Cunha staying 'best news Wolves fans had all month'
"I'm a bit tired," said Vitor Pereira on Saturday, although he didn't look it. "But this is the energy of a win. When we win, I can pass all night without sleeping, no problem. Just drink a beer!"
That's the spirit.
After four games and no points, Wolves' "dry January", as my Radio WM colleague Daz Hale had described it, was over in more ways than one. Wolves beat Villa and deserved to, even though they showed understandable nerves in the second half until Matheus Cunha's late flourish.
The news that his celebration – appearing to sign his autograph in the air – actually meant what it looked like, was the best news Wolves fans had heard for at least a month. Wolves posted Cunha's picture with the number 2029, but what mattered for now was the certainty that he would be staying at least until May 2025.
Had he left, most Wolves fans seemed to think their chances of avoiding relegation would have gone with him.
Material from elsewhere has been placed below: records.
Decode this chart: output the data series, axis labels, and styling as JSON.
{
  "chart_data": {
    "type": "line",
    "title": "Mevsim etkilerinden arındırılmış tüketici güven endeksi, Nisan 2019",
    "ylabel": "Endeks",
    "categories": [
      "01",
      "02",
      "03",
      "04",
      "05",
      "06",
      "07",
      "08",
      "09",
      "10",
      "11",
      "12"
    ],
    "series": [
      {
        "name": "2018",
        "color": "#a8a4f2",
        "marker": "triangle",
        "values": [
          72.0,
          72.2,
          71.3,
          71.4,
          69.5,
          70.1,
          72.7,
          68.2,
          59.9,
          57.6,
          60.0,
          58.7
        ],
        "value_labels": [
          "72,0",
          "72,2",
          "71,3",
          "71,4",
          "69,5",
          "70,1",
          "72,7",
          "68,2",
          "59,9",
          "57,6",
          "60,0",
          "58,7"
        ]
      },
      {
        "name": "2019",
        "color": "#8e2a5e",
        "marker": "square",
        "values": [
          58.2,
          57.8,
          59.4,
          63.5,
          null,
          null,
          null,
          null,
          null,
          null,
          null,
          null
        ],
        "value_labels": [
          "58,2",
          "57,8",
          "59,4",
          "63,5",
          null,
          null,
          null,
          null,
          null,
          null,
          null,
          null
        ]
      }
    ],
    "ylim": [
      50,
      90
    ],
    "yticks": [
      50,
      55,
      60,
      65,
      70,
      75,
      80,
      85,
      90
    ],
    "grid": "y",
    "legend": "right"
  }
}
It was not all about Cunha, though.
Pereira had said in plain terms before the game that he did not think he had a suitable replacement in midfield to cover Joao Gomes. Some callers to WM wondered afterwards if it had all been a brilliant ploy to fire up Jean-Ricner Bellegarde.
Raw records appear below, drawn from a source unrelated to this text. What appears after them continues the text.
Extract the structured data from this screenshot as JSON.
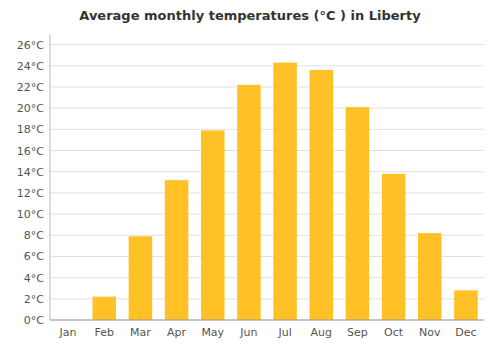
{
  "chart_data": {
    "type": "bar",
    "title": "Average monthly temperatures (°C ) in Liberty",
    "categories": [
      "Jan",
      "Feb",
      "Mar",
      "Apr",
      "May",
      "Jun",
      "Jul",
      "Aug",
      "Sep",
      "Oct",
      "Nov",
      "Dec"
    ],
    "values": [
      0,
      2.2,
      7.9,
      13.2,
      17.9,
      22.2,
      24.3,
      23.6,
      20.1,
      13.8,
      8.2,
      2.8
    ],
    "color": "#FFC125",
    "ylim": [
      0,
      27
    ],
    "yticks": [
      {
        "value": 0,
        "label": "0°C"
      },
      {
        "value": 2,
        "label": "2°C"
      },
      {
        "value": 4,
        "label": "4°C"
      },
      {
        "value": 6,
        "label": "6°C"
      },
      {
        "value": 8,
        "label": "8°C"
      },
      {
        "value": 10,
        "label": "10°C"
      },
      {
        "value": 12,
        "label": "12°C"
      },
      {
        "value": 14,
        "label": "14°C"
      },
      {
        "value": 16,
        "label": "16°C"
      },
      {
        "value": 18,
        "label": "18°C"
      },
      {
        "value": 20,
        "label": "20°C"
      },
      {
        "value": 22,
        "label": "22°C"
      },
      {
        "value": 24,
        "label": "24°C"
      },
      {
        "value": 26,
        "label": "26°C"
      }
    ],
    "grid": true
  }
}
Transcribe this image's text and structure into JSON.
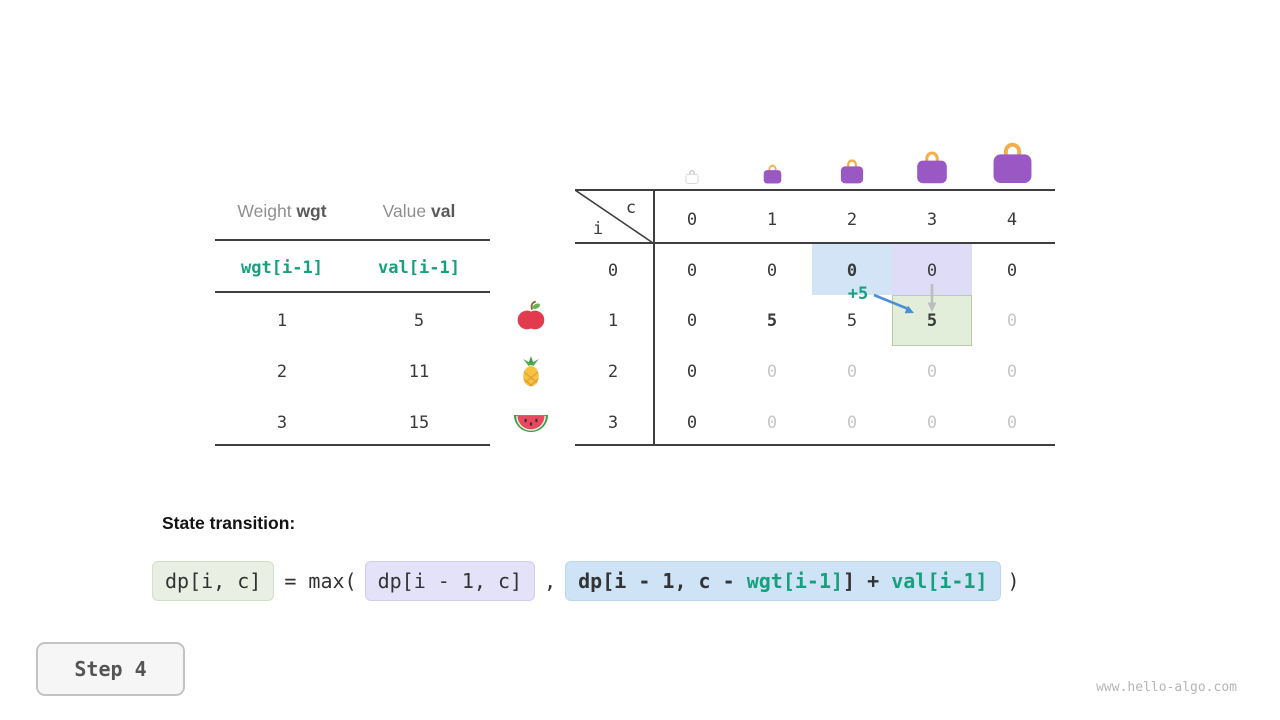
{
  "fruit_table": {
    "col1_label": "Weight",
    "col1_code": "wgt",
    "col2_label": "Value",
    "col2_code": "val",
    "sub1": "wgt[i-1]",
    "sub2": "val[i-1]",
    "rows": [
      {
        "weight": "1",
        "value": "5",
        "fruit": "apple-icon"
      },
      {
        "weight": "2",
        "value": "11",
        "fruit": "pineapple-icon"
      },
      {
        "weight": "3",
        "value": "15",
        "fruit": "watermelon-icon"
      }
    ]
  },
  "dp_table": {
    "corner_top": "c",
    "corner_side": "i",
    "col_headers": [
      "0",
      "1",
      "2",
      "3",
      "4"
    ],
    "row_headers": [
      "0",
      "1",
      "2",
      "3"
    ],
    "cells": [
      [
        {
          "t": "0"
        },
        {
          "t": "0"
        },
        {
          "t": "0",
          "bold": true,
          "hl": "blue"
        },
        {
          "t": "0",
          "hl": "lavender"
        },
        {
          "t": "0"
        }
      ],
      [
        {
          "t": "0"
        },
        {
          "t": "5",
          "bold": true
        },
        {
          "t": "5"
        },
        {
          "t": "5",
          "bold": true,
          "hl": "green"
        },
        {
          "t": "0",
          "gray": true
        }
      ],
      [
        {
          "t": "0"
        },
        {
          "t": "0",
          "gray": true
        },
        {
          "t": "0",
          "gray": true
        },
        {
          "t": "0",
          "gray": true
        },
        {
          "t": "0",
          "gray": true
        }
      ],
      [
        {
          "t": "0"
        },
        {
          "t": "0",
          "gray": true
        },
        {
          "t": "0",
          "gray": true
        },
        {
          "t": "0",
          "gray": true
        },
        {
          "t": "0",
          "gray": true
        }
      ]
    ],
    "bags": [
      {
        "size": 14,
        "variant": "empty"
      },
      {
        "size": 19,
        "variant": "purple"
      },
      {
        "size": 24,
        "variant": "purple"
      },
      {
        "size": 32,
        "variant": "purple"
      },
      {
        "size": 41,
        "variant": "purple"
      }
    ],
    "annotation": "+5"
  },
  "transition": {
    "label": "State transition:",
    "lhs": "dp[i, c]",
    "equals": "= max(",
    "option1": "dp[i - 1, c]",
    "comma": ",",
    "option2": [
      {
        "t": "dp[i - 1, c - ",
        "color": "dark"
      },
      {
        "t": "wgt[i-1]",
        "color": "teal"
      },
      {
        "t": "] + ",
        "color": "dark"
      },
      {
        "t": "val[i-1]",
        "color": "teal"
      }
    ],
    "close": ")"
  },
  "step": {
    "label": "Step 4"
  },
  "watermark": "www.hello-algo.com",
  "colors": {
    "teal": "#17a07e",
    "hl_blue": "#d3e4f6",
    "hl_lavender": "#dedcf7",
    "hl_green": "#e2eeda",
    "hl_green_border": "#b9cdaa",
    "arrow_blue": "#4a8fd3",
    "arrow_gray": "#bdbdbd",
    "bag_purple": "#9a58c5",
    "bag_handle": "#f2ae4c",
    "bag_empty": "#c8c8c8"
  }
}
If so, it had worked wonderfully, but the increasingly quotable Pereira did not claim that. He just got poetic. "
I tell you, he's not a big player, but today he was a giant on the pitch," he said. "Belle played in a high level, and showed me that he's a player that I must look at with other eyes. I spoke with him [and said] I don't know his position in this system. Today he proved to me that he can play with two in the middle without problems, and with high quality."
All the same, Wolves pressed ahead with finding the midfielder and defender that Pereira had deemed essential throughout January. How high Marshall Munetsi and Nasser Djiga were on the list of targets matters less than how quickly they tune in to their new surroundings. Emmanuel Agbadou, a team-mate of Munetsi at Reims just four weeks ago, may pass on some tips. But the coach now has options.
"To sleep well, we need two or three players," Pereira confirmed to me again on Saturday night. He wouldn't be sleeping until Monday, then? "But when I win, I don't need to sleep. The problem is, when we lose, I don't want to wake up."